III. Was ist der gesetzliche Eigentumserwerb?
Nicht nur durch rechtsgeschäftlichen Erwerb, sondern auch durch gesetzlich angeordnete Rechtsfolgen kann in bestimmten Fällen ein Wechsel der Eigentümerstellung stattfinden.
Zu unterscheiden sind dabei die Erwerbstatbestände der Ersitzung, welche in §§ 937 ff. BGB geregelt sind, und jener der Verarbeitung, Verbindung und Vermischung. Diese haben ihren Niederschlag in den §§ 946 bis 950 BGB gefunden.

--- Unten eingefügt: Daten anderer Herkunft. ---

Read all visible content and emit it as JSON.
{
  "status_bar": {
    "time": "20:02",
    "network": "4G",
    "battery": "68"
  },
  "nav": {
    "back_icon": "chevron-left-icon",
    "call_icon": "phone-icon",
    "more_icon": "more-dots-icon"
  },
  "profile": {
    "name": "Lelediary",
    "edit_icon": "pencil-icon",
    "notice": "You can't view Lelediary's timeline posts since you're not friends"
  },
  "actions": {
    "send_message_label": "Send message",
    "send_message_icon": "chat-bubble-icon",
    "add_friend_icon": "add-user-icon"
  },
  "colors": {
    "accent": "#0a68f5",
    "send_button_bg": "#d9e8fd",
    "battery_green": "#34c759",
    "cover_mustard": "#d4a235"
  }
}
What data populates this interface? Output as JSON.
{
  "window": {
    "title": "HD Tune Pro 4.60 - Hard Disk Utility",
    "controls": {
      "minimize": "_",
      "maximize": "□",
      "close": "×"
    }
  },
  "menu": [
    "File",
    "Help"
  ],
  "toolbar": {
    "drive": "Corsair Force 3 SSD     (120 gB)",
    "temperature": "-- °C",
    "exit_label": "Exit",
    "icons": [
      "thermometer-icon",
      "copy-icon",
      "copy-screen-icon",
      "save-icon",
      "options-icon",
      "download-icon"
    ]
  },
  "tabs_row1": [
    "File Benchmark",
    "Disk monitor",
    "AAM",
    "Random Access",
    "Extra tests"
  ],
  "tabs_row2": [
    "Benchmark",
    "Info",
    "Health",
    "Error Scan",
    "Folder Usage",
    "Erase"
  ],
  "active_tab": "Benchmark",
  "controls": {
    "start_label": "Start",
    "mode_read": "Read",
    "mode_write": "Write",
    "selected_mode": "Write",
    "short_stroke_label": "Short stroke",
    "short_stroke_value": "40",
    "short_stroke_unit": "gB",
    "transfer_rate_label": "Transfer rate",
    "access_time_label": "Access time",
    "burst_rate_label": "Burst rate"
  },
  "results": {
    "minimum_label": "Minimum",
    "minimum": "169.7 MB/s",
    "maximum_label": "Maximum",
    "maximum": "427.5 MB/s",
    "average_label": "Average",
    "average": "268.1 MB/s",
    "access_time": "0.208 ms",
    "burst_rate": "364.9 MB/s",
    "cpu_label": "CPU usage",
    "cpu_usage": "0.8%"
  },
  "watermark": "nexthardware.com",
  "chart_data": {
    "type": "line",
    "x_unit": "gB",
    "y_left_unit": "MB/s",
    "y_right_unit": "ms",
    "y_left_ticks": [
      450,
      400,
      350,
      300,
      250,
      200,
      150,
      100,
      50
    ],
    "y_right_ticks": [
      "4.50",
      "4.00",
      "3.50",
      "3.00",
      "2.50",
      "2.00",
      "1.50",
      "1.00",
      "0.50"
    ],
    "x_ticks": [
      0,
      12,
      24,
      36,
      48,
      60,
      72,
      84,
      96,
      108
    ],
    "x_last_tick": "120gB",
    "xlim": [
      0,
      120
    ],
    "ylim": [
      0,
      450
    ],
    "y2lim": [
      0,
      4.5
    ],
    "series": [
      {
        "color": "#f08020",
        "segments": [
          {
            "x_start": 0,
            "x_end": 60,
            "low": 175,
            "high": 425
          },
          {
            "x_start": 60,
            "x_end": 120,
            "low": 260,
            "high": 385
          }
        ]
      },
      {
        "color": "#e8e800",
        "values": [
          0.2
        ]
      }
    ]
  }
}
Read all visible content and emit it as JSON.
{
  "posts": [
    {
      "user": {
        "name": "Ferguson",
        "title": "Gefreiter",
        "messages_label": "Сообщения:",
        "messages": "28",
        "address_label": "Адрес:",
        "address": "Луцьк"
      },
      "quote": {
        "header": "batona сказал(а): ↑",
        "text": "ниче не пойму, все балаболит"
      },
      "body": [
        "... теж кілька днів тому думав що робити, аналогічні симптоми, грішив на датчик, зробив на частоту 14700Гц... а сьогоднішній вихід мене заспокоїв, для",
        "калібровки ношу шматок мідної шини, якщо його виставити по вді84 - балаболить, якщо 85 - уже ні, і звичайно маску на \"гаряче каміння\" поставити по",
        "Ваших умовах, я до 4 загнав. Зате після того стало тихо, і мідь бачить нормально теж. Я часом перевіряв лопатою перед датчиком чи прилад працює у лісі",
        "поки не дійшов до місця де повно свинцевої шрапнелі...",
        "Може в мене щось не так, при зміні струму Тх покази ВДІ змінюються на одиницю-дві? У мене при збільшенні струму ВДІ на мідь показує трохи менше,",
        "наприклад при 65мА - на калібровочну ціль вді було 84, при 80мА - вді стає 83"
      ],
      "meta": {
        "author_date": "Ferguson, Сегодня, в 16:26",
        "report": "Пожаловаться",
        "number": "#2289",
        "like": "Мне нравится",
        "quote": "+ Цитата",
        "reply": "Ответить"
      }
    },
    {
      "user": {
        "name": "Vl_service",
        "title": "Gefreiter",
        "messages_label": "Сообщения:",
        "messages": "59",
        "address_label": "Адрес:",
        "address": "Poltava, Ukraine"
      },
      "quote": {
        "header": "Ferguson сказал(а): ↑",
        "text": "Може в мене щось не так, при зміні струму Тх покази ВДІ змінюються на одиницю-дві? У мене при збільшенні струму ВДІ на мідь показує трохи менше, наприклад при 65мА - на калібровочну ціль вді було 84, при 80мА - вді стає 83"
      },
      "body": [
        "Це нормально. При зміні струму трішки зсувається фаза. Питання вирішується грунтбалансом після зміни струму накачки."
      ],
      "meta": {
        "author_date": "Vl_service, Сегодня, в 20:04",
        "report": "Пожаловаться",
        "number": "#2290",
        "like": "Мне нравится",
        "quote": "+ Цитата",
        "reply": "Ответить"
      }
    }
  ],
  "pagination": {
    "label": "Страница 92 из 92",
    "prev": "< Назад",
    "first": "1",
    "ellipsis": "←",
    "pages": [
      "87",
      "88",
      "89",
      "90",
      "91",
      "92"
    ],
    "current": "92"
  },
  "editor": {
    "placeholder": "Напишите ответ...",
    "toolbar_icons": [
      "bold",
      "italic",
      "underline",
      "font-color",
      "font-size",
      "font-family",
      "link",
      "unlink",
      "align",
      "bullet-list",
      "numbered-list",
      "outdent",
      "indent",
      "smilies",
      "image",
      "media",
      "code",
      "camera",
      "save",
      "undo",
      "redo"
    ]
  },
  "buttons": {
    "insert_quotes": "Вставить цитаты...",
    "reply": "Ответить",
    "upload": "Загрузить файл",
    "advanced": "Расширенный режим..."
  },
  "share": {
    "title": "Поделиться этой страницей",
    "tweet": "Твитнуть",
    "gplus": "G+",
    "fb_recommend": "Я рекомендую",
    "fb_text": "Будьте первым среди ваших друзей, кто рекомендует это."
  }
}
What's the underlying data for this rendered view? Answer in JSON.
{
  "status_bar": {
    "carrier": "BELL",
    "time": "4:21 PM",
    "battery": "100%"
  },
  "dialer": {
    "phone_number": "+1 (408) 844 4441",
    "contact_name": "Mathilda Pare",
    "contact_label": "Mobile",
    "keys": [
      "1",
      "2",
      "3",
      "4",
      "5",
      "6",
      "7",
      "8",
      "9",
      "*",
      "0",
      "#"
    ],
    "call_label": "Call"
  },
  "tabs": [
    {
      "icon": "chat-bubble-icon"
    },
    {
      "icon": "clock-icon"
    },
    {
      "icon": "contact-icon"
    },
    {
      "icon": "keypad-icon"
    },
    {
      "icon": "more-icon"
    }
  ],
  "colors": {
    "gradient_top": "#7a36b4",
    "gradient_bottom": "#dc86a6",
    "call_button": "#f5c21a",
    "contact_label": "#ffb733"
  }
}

Die Ersitzung (§ 937 BGB) regelt den Erwerb durch die tatsächliche Beanspruchung des Eigenbesitzes einer Sache bei gleichzeitigem Zeitablauf. Hintergrund dieses Rechtsinstituts ist, dass in unklaren Fällen nach einer gewissen Zeit ein Bedürfnis danach besteht, dass die tatsächliche Besitzsituation auch jener der Eigentumszuordnung entspricht. Somit soll durch die Ersitzung Rechtsklarheit geschaffen werden.
Die Regeln zur Verarbeitung, Verbindung und Vermischung (§§ 946 bis 950 BGB) haben den Hintergrund, dass die handwerkliche und die industrielle Produktion überwiegend dadurch gekennzeichnet sind, dass aus mehreren Einzelteilen neue Gegenstände hergestellt werden oder aus der Be- und Verarbeitung von Rohstoffen neue Produkte entstehen. Damit übernimmt das Gesetz die Aufgabe, die Eigentumsverhältnisse an den neu entstandenen Produkten zu klären.
Eine Entschädigungsregelung für die Rechtsverluste nach den §§ 946 bis 950 BGB findet sich in dem Ausgleichsanspruch des § 951 Abs. 1 BGB.